Cardiology Indian Medical PG Question 4: What is the most common congenital cardiac abnormality associated with maternal rubella infection during pregnancy?
- A. Atrial septal defect
- B. Patent ductus arteriosus (Correct Answer)
- C. Ventricular septal defect
- D. Coarctation of the aorta
Cardiology Explanation: **Explanation:**
Congenital Rubella Syndrome (CRS) occurs due to transplacental transmission of the rubella virus, primarily during the first trimester. The virus causes vasculitis and inhibits cell division, leading to structural malformations.
**Why Patent Ductus Arteriosus (PDA) is correct:**
PDA is the most characteristic and common cardiac lesion in CRS. The rubella virus interferes with the normal musculature development of the ductus arteriosus and inhibits the postnatal constriction process, preventing its physiological closure. While **Peripheral Pulmonary Artery Stenosis (PPS)** is also highly specific to rubella, PDA remains the most frequently cited "most common" abnormality in standard pediatric textbooks (like Nelson) and medical examinations.
**Analysis of Incorrect Options:**
* **A. Atrial septal defect (ASD):** While ASD can occur in various syndromes (like Holt-Oram), it is not the primary association for rubella.
* **C. Ventricular septal defect (VSD):** VSD is the most common congenital heart disease overall in the general population, but it is not specifically linked to maternal rubella.

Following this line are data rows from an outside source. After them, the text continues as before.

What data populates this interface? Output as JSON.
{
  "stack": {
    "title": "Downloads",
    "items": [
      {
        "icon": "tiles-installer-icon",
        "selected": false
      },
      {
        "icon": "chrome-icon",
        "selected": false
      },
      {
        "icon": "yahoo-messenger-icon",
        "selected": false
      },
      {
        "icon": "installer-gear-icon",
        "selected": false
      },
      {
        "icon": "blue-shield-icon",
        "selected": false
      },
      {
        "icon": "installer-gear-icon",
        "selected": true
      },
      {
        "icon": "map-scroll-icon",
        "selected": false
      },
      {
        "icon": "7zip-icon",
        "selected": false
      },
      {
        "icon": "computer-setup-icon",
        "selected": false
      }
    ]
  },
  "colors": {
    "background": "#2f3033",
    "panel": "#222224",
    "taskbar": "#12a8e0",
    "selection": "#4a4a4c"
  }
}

* **D. Coarctation of the aorta:** This is most classically associated with **Turner Syndrome**, not viral infections.
**NEET-PG High-Yield Pearls:**
* **Gregg’s Triad of CRS:** 1. Cataracts (Salt and pepper retinopathy), 2. Sensorineural deafness (most common overall finding), 3. Cardiac defects (PDA/PPS).

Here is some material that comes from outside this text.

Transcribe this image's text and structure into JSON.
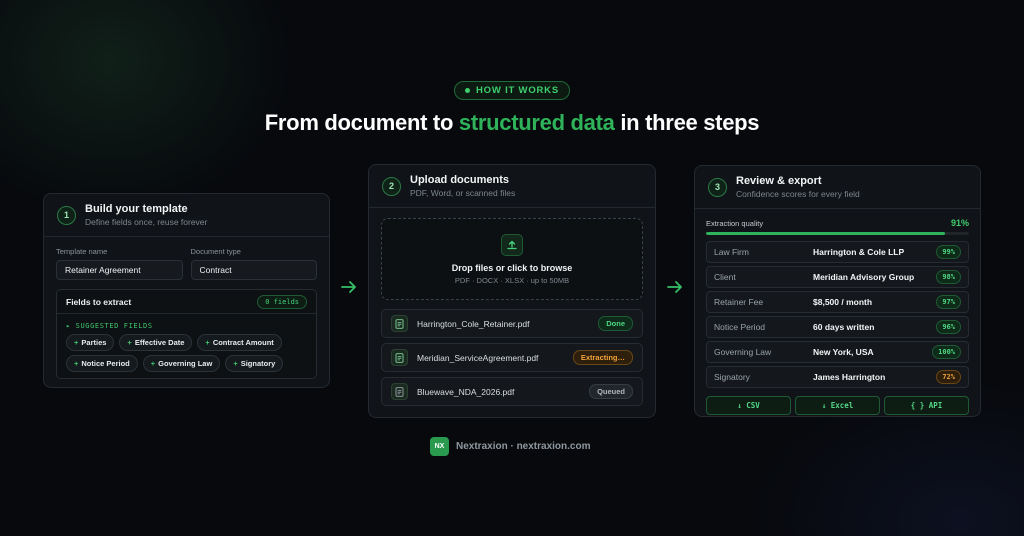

* **"Blueberry Muffin" Rash:** Extramedullary hematopoiesis seen in neonates with CRS.
* **Timing:** The risk of fetal damage is highest (up to 85%) if the mother is infected within the first 11 weeks of gestation.

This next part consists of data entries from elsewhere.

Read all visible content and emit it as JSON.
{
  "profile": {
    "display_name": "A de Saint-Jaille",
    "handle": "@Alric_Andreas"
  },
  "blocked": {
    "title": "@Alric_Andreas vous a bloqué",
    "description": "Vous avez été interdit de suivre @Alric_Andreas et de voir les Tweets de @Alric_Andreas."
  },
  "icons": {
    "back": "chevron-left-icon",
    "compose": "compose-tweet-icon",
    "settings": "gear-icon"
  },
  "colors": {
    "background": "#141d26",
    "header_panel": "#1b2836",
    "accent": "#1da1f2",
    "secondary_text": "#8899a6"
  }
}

* **Diagnosis:** Confirmed by Rubella-specific IgM antibodies in the newborn.
Cardiology Indian Medical PG Question 5: In Tetralogy of Fallot, when does the foramen ovale close?
- A. 6 months
- B. 2 years
- C. 1 year
- D. Never (Correct Answer)
Cardiology Explanation: In **Tetralogy of Fallot (TOF)**, the foramen ovale typically remains patent, a condition often referred to as **Pentalogy of Fallot** when a patent foramen ovale (PFO) or atrial septal defect (ASD) is present.
### **Why the Correct Answer is "Never"**
The underlying pathophysiology of TOF involves right ventricular outflow tract obstruction (RVOTO) and a large ventricular septal defect (VSD). This leads to:
1. **Increased Right-Sided Pressure:** The severe pulmonary stenosis causes high pressure in the right ventricle, which is transmitted to the right atrium.
2. **Pressure Gradient:** For the foramen ovale to close physiologically, left atrial pressure must exceed right atrial pressure. In TOF, the elevated right-sided pressures prevent this functional closure.
3. **Compensatory Mechanism:** The patency of the foramen ovale often serves as a "relief valve," allowing a right-to-left shunt at the atrial level, which may slightly improve systemic cardiac output (though at the cost of increased cyanosis). Therefore, it does not close spontaneously as it would in a normal heart.
### **Why Other Options are Incorrect**
* **A, B, and C:** In a healthy neonate, the foramen ovale closes functionally at birth and anatomically within the first year of life (usually by **6 months to 1 year**). These timelines do not apply to TOF due to the persistent pressure derangements described above.
### **NEET-PG High-Yield Pearls**
* **Pentalogy of Fallot:** TOF + ASD (or Patent Foramen Ovale).
* **Boot-shaped heart (Coeur en sabot):** Seen on X-ray due to right ventricular hypertrophy and an upturned apex.
* **The "Shunt" Rule:** The degree of cyanosis in TOF is determined primarily by the severity of **pulmonary stenosis**, not the size of the VSD.
* **Squatting Position:** Increases systemic vascular resistance (SVR), which decreases the right-to-left shunt and improves oxygenation during a "Tet spell."